4.      Die Entscheidung, mit der ein Organ einen Antrag auf Anerkennung einer gesundheitlichen Beeinträchtigung als schwere Krankheit unter Bezugnahme auf das Gutachten des Vertrauensarztes, wonach zwei der kumulativen Kriterien für die Einstufung einer Gesundheitsstörung als schwere Krankheit nicht erfüllt seien, ablehnt, lässt die tatsächlichen und rechtlichen Gründe erkennen, aus denen diese Einstufung für die gesundheitliche Beeinträchtigung des Betroffenen nicht vorgenommen wurde. Eine solche Begründung durch, wenn auch knappe, Bezugnahme ist zumal dann zulässig, wenn die Entscheidung, die der Betroffene angreift, in einem Regelungszusammenhang ergeht, der ihm bereits insbesondere aufgrund vorher von ihm unternommener vergleichbarer Schritte bekannt ist. Die Kürze einer solchen Begründung kann der Nachprüfung solcher Entscheidungen durch das Gericht nicht entgegenstehen.

(vgl. Randnrn. 61 und 62)

Verweisung auf:

Gerichtshof: 19. November 1998, Parlament/Gaspari, C‑316/97 P, Slg. 1998, I‑7597, Randnrn. 26 bis 29

Gericht erster Instanz: 9. September 2008, Marcuccio/Kommission, T‑143/08, Slg. ÖD 2008, I‑A‑2-47 und II‑A-2-321; 11. Mai 2000, Pipeaux/Parlament, T‑34/99, Slg. ÖD 2000, I‑A‑79 und II‑337, Randnr. 8

5.      Bereits aus dem Wortlaut von Art. 72 Abs. 1 des Statuts ergibt sich, dass nur Krankheiten von besonderer Schwere Anspruch auf eine Erstattung der damit verbundenen Krankheitskosten zu 100 v. H. eröffnen können. Der in diesem Artikel erwähnte allgemeine und ungenaue Begriff der Geisteskrankheit kann sich daher nur auf Krankheiten beziehen, die objektiv eine gewisse Schwere aufweisen, und nicht auf alle psychologischen oder psychiatrischen Störungen unabhängig von deren Schwere. Es besteht nämlich kein Grund für die Annahme, dass der Gesetzgeber in Bezug auf Gesundheitsstörungen dieser Art eine weniger enge Definition festlegen wollte als bei Gesundheitsstörungen physischer Art.

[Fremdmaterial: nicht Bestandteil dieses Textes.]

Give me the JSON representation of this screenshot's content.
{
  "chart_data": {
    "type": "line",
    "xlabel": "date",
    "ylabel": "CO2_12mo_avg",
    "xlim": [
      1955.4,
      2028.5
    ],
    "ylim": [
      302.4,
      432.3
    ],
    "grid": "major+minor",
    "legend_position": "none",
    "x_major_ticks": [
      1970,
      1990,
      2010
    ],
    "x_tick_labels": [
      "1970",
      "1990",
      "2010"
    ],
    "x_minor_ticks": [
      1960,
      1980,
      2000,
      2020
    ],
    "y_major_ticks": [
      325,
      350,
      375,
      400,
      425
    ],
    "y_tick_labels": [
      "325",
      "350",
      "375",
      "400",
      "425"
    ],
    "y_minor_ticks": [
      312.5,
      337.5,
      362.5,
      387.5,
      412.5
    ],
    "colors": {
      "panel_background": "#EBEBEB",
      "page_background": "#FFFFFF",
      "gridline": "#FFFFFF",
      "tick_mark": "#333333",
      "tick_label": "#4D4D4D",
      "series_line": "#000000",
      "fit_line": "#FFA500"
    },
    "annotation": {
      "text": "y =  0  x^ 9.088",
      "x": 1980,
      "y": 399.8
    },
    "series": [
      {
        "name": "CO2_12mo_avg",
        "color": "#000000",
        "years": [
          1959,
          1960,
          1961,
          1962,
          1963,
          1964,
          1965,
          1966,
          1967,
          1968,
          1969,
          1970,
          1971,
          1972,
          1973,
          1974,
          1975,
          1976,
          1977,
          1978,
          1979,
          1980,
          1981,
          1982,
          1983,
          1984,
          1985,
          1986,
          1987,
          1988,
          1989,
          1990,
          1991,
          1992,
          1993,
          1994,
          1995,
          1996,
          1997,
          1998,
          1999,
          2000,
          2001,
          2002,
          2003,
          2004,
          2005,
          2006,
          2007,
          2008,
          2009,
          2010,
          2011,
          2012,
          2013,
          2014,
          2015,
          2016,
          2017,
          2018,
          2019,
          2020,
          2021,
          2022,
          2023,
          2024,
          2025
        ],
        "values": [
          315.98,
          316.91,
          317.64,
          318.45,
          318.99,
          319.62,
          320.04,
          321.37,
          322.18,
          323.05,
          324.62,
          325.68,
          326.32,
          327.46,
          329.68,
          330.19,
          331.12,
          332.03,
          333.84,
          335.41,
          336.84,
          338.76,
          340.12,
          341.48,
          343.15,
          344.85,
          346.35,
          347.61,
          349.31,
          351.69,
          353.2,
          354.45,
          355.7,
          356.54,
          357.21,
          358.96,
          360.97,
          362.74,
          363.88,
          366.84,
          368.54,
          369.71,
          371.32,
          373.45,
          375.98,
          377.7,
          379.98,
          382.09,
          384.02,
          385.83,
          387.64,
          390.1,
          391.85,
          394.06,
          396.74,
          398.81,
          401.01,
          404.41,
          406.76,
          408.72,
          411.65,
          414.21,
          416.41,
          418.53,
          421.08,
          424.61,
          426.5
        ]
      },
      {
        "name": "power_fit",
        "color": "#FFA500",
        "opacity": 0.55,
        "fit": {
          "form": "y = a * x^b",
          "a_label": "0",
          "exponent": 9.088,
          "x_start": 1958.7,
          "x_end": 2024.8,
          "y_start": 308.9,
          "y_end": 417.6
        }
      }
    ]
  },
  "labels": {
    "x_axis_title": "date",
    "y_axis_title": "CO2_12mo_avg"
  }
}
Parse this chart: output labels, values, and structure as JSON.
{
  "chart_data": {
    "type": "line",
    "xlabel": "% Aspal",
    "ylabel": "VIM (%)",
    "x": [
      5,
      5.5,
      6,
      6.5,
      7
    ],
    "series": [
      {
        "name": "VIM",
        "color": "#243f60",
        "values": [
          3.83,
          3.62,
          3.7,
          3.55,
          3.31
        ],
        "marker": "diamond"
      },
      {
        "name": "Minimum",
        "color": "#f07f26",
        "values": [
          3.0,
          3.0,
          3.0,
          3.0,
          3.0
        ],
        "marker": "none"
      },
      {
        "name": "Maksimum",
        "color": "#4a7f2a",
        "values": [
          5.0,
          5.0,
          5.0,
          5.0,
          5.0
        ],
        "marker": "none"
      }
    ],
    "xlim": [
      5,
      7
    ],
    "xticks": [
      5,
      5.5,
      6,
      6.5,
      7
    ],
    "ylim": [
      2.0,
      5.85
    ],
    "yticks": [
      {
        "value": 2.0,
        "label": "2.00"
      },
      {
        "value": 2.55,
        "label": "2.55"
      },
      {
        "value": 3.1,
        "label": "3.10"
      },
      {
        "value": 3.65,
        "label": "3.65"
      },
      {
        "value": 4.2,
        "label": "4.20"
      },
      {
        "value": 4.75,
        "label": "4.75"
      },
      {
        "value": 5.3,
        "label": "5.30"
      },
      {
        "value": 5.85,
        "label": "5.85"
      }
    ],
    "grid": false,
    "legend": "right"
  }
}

In Ermangelung genauer Angaben in Art. 72 des Statuts darüber, welche Krankheiten als Geisteskrankheiten im Sinne dieser Bestimmung angesehen werden können, ist es Sache der Verwaltung, in jedem einzelnen Fall anhand der vom Ärztebeirat festgelegten Kriterien für die Definition einer schweren Krankheit zu prüfen, ob die geistige Störung oder psychologische Beeinträchtigung, von der der Beamte betroffen ist, von besonderer Schwere sein kann, die allein Anspruch auf eine Übernahme der Krankheitskosten zu 100 v. H. eröffnet.

Der bloße Umstand, dass ein Beamter von einer solchen Gesundheitsstörung betroffen ist, ermöglicht es ihm nicht von vornherein, die Erstattung der mit dieser Störung verbundenen Kosten zu 100 v. H. bewilligt zu erhalten.